Towards Integrated Glance To Restructuring in Combinatorial Optimization
This addresses redesign of modular systems in combinatorial optimization, but it appears incremental as it extends existing problems without major breakthroughs.
The paper tackles restructuring problems in combinatorial optimization, where solutions are redesigned with cost and closeness constraints, and it describes the approach for various problems like knapsack and spanning trees with numerical examples.
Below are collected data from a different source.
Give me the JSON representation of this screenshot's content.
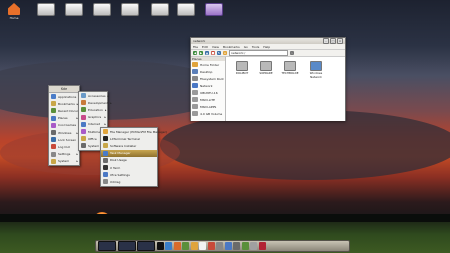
{
  "desktop": {
    "icons": [
      {
        "label": "Home",
        "icon": "home-icon"
      },
      {
        "label": "",
        "icon": "drive-icon"
      },
      {
        "label": "",
        "icon": "drive-icon"
      },
      {
        "label": "",
        "icon": "drive-icon"
      },
      {
        "label": "",
        "icon": "drive-icon"
      },
      {
        "label": "",
        "icon": "drive-icon"
      },
      {
        "label": "",
        "icon": "drive-icon"
      },
      {
        "label": "",
        "icon": "monitor-icon",
        "selected": true
      }
    ],
    "watermark": ""
  },
  "file_manager": {
    "title": "network",
    "menu": [
      "File",
      "Edit",
      "View",
      "Bookmarks",
      "Go",
      "Tools",
      "Help"
    ],
    "location": "network:/",
    "sidebar_header": "Places",
    "sidebar": [
      {
        "label": "Home Folder",
        "color": "#e0a43c"
      },
      {
        "label": "Desktop",
        "color": "#5b7fb8"
      },
      {
        "label": "Filesystem Root",
        "color": "#888888"
      },
      {
        "label": "Network",
        "color": "#4a78c4"
      },
      {
        "label": "UBUNTU-16",
        "color": "#999999"
      },
      {
        "label": "MSDI-LITE",
        "color": "#999999"
      },
      {
        "label": "MSDI-APPS",
        "color": "#999999"
      },
      {
        "label": "4.0 GB Volume",
        "color": "#999999"
      }
    ],
    "files": [
      "DOLIBOT",
      "SOPRADE",
      "TECHBOLDE",
      "Windows Network"
    ]
  },
  "app_menu": {
    "header": "Kde",
    "items": [
      {
        "label": "Applications",
        "color": "#4a7cc8",
        "sub": true
      },
      {
        "label": "Bookmarks",
        "color": "#c8a648",
        "sub": true
      },
      {
        "label": "Recent Documents",
        "color": "#5a8f3a",
        "sub": true
      },
      {
        "label": "Places",
        "color": "#4a78c4",
        "sub": true
      },
      {
        "label": "Cool Games",
        "color": "#a85ac8",
        "sub": true
      },
      {
        "label": "Windows",
        "color": "#6a6a6a",
        "sub": true
      },
      {
        "label": "Lock Screen",
        "color": "#3a6ea8",
        "sub": false
      },
      {
        "label": "Log Out",
        "color": "#c84a3a",
        "sub": false
      },
      {
        "label": "Settings",
        "color": "#888888",
        "sub": true
      },
      {
        "label": "System",
        "color": "#c8a648",
        "sub": true
      }
    ]
  },
  "sub_menu_1": {
    "items": [
      {
        "label": "Accessories",
        "color": "#6a9ac8",
        "sub": true
      },
      {
        "label": "Development",
        "color": "#c87a3a",
        "sub": true
      },
      {
        "label": "Education",
        "color": "#5a8f3a",
        "sub": true
      },
      {
        "label": "Graphics",
        "color": "#c84a8a",
        "sub": true
      },
      {
        "label": "Internet",
        "color": "#4a78c4",
        "sub": true
      },
      {
        "label": "Multimedia",
        "color": "#a85ac8",
        "sub": true
      },
      {
        "label": "Office",
        "color": "#c8a648",
        "sub": true
      },
      {
        "label": "System",
        "color": "#6a6a6a",
        "sub": true
      }
    ]
  },
  "sub_menu_2": {
    "items": [
      {
        "label": "File Manager (PCManFM File Manager)",
        "color": "#e0a43c"
      },
      {
        "label": "LXTerminal Terminal",
        "color": "#222222"
      },
      {
        "label": "Software Installer",
        "color": "#c8a648"
      },
      {
        "label": "Task Manager",
        "color": "#4a7cc8",
        "highlight": true
      },
      {
        "label": "Disk Usage",
        "color": "#6a6a6a"
      },
      {
        "label": "X Term",
        "color": "#333333"
      },
      {
        "label": "Xfce Settings",
        "color": "#4a78c4"
      },
      {
        "label": "Xdmsg",
        "color": "#888888"
      }
    ]
  },
  "dock": {
    "launchers": [
      {
        "icon": "window-thumbnail-icon",
        "color": "#2a3147"
      },
      {
        "icon": "window-thumbnail-icon",
        "color": "#2a3147"
      },
      {
        "icon": "window-thumbnail-icon",
        "color": "#2a3147"
      },
      {
        "icon": "terminal-icon",
        "color": "#111111"
      },
      {
        "icon": "network-icon",
        "color": "#3a7ec8"
      },
      {
        "icon": "browser-icon",
        "color": "#d86a2a"
      },
      {
        "icon": "mail-icon",
        "color": "#5a8f3a"
      },
      {
        "icon": "folder-icon",
        "color": "#e0a43c"
      },
      {
        "icon": "document-icon",
        "color": "#f2f2f2"
      },
      {
        "icon": "media-icon",
        "color": "#c84a3a"
      },
      {
        "icon": "disk-icon",
        "color": "#888888"
      },
      {
        "icon": "monitor-icon",
        "color": "#4a78c4"
      },
      {
        "icon": "volume-icon",
        "color": "#6a6a6a"
      },
      {
        "icon": "battery-icon",
        "color": "#5a8f3a"
      },
      {
        "icon": "settings-icon",
        "color": "#a0a0a0"
      },
      {
        "icon": "flag-icon",
        "color": "#b22234"
      }
    ],
    "clock": ""
  }
}
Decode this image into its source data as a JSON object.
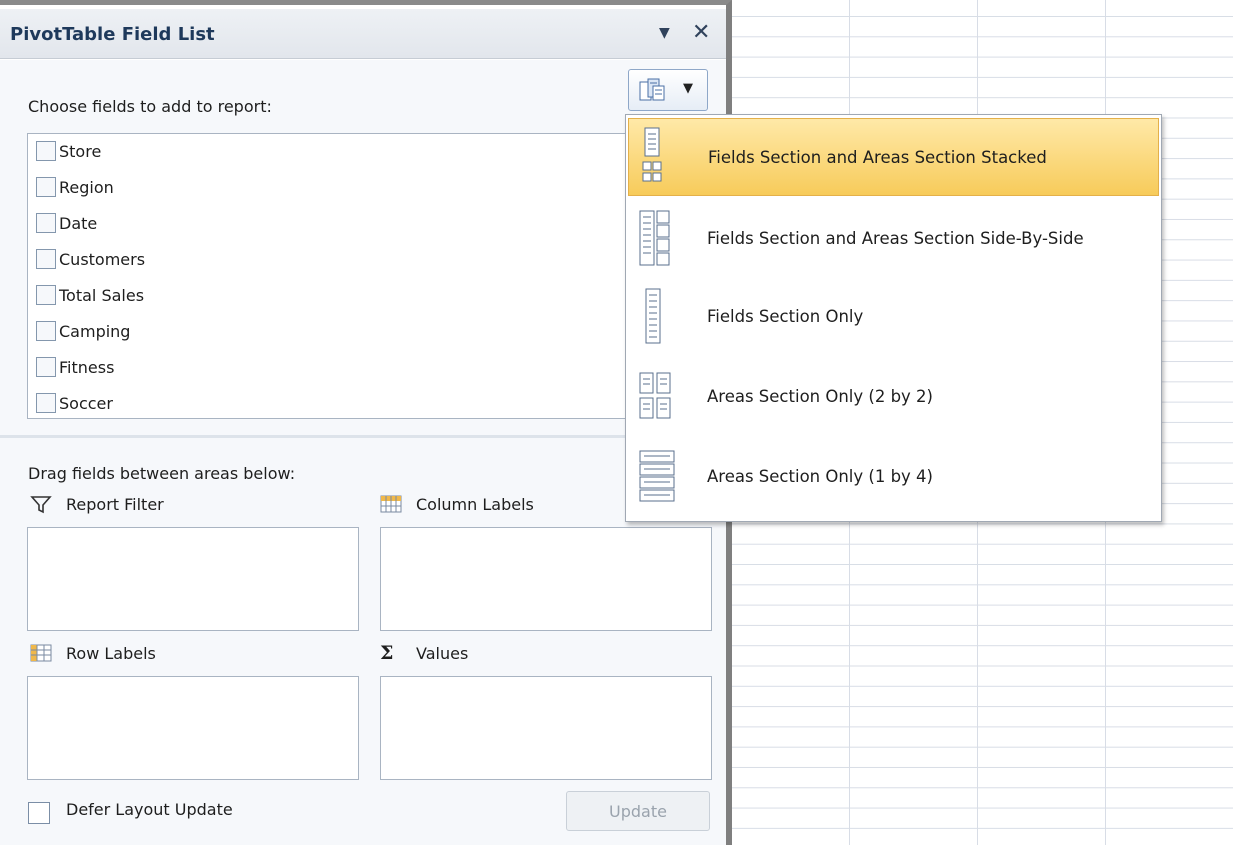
{
  "pane": {
    "title": "PivotTable Field List",
    "menu_arrow": "▼",
    "close": "✕",
    "choose_label": "Choose fields to add to report:",
    "fields": [
      "Store",
      "Region",
      "Date",
      "Customers",
      "Total Sales",
      "Camping",
      "Fitness",
      "Soccer"
    ],
    "drag_label": "Drag fields between areas below:",
    "areas": {
      "report_filter": "Report Filter",
      "column_labels": "Column Labels",
      "row_labels": "Row Labels",
      "values": "Values",
      "values_symbol": "Σ"
    },
    "defer_label": "Defer Layout Update",
    "update_label": "Update"
  },
  "layout_button": {
    "dropdown": "▼",
    "icon": "layout-icon"
  },
  "menu": {
    "items": [
      {
        "label": "Fields Section and Areas Section Stacked",
        "icon": "stacked-layout-icon",
        "selected": true
      },
      {
        "label": "Fields Section and Areas Section Side-By-Side",
        "icon": "side-by-side-layout-icon",
        "selected": false
      },
      {
        "label": "Fields Section Only",
        "icon": "fields-only-icon",
        "selected": false
      },
      {
        "label": "Areas Section Only (2 by 2)",
        "icon": "areas-2by2-icon",
        "selected": false
      },
      {
        "label": "Areas Section Only (1 by 4)",
        "icon": "areas-1by4-icon",
        "selected": false
      }
    ]
  },
  "colors": {
    "selection": "#f7cb5a",
    "header_text": "#1e395b",
    "pane_border": "#7f7f7f"
  }
}
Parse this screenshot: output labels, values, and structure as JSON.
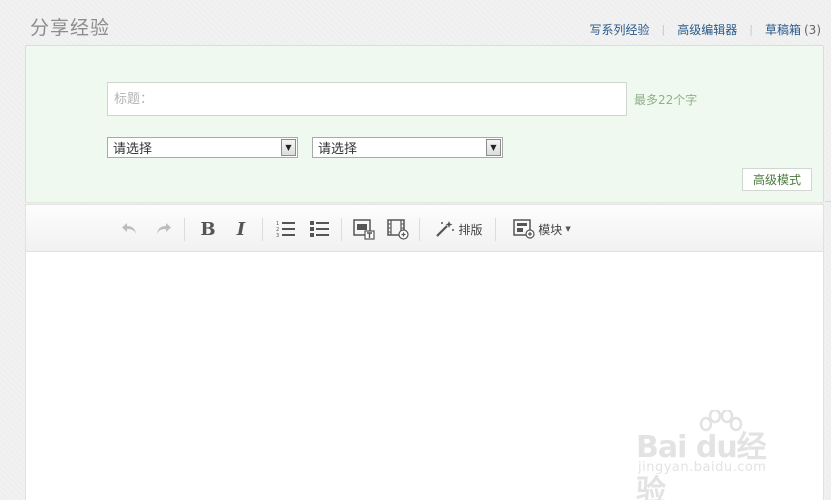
{
  "header": {
    "title": "分享经验",
    "links": [
      {
        "label": "写系列经验"
      },
      {
        "label": "高级编辑器"
      },
      {
        "label": "草稿箱"
      }
    ],
    "draft_count": "(3)"
  },
  "form": {
    "title_placeholder": "标题：",
    "title_value": "",
    "limit_hint": "最多22个字",
    "category_1": "请选择",
    "category_2": "请选择",
    "advanced_mode_label": "高级模式"
  },
  "toolbar": {
    "icons": [
      "undo-icon",
      "redo-icon",
      "bold-icon",
      "italic-icon",
      "ordered-list-icon",
      "unordered-list-icon",
      "insert-image-icon",
      "insert-video-icon",
      "magic-wand-icon",
      "module-icon"
    ],
    "bold_glyph": "B",
    "italic_glyph": "I",
    "format_label": "排版",
    "module_label": "模块"
  },
  "watermark": {
    "logo": "Bai du经验",
    "url": "jingyan.baidu.com"
  }
}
The paper focuses on a new class of combinatorial problems which consists in restructuring of solutions (as sets/structures) in combinatorial optimization. Two main features of the restructuring process are examined: (i) a cost of the restructuring, (ii) a closeness to a goal solution. Three types of the restructuring problems are under study: (a) one-stage structuring, (b) multi-stage structuring, and (c) structuring over changed element set. One-criterion and multicriteria problem formulations can be considered. The restructuring problems correspond to redesign (improvement, upgrade) of modular systems or solutions. The restructuring approach is described and illustrated (problem statements, solving schemes, examples) for the following combinatorial optimization problems: knapsack problem, multiple choice problem, assignment problem, spanning tree problems, clustering problem, multicriteria ranking (sorting) problem, morphological clique problem. Numerical examples illustrate the restructuring problems and solving schemes.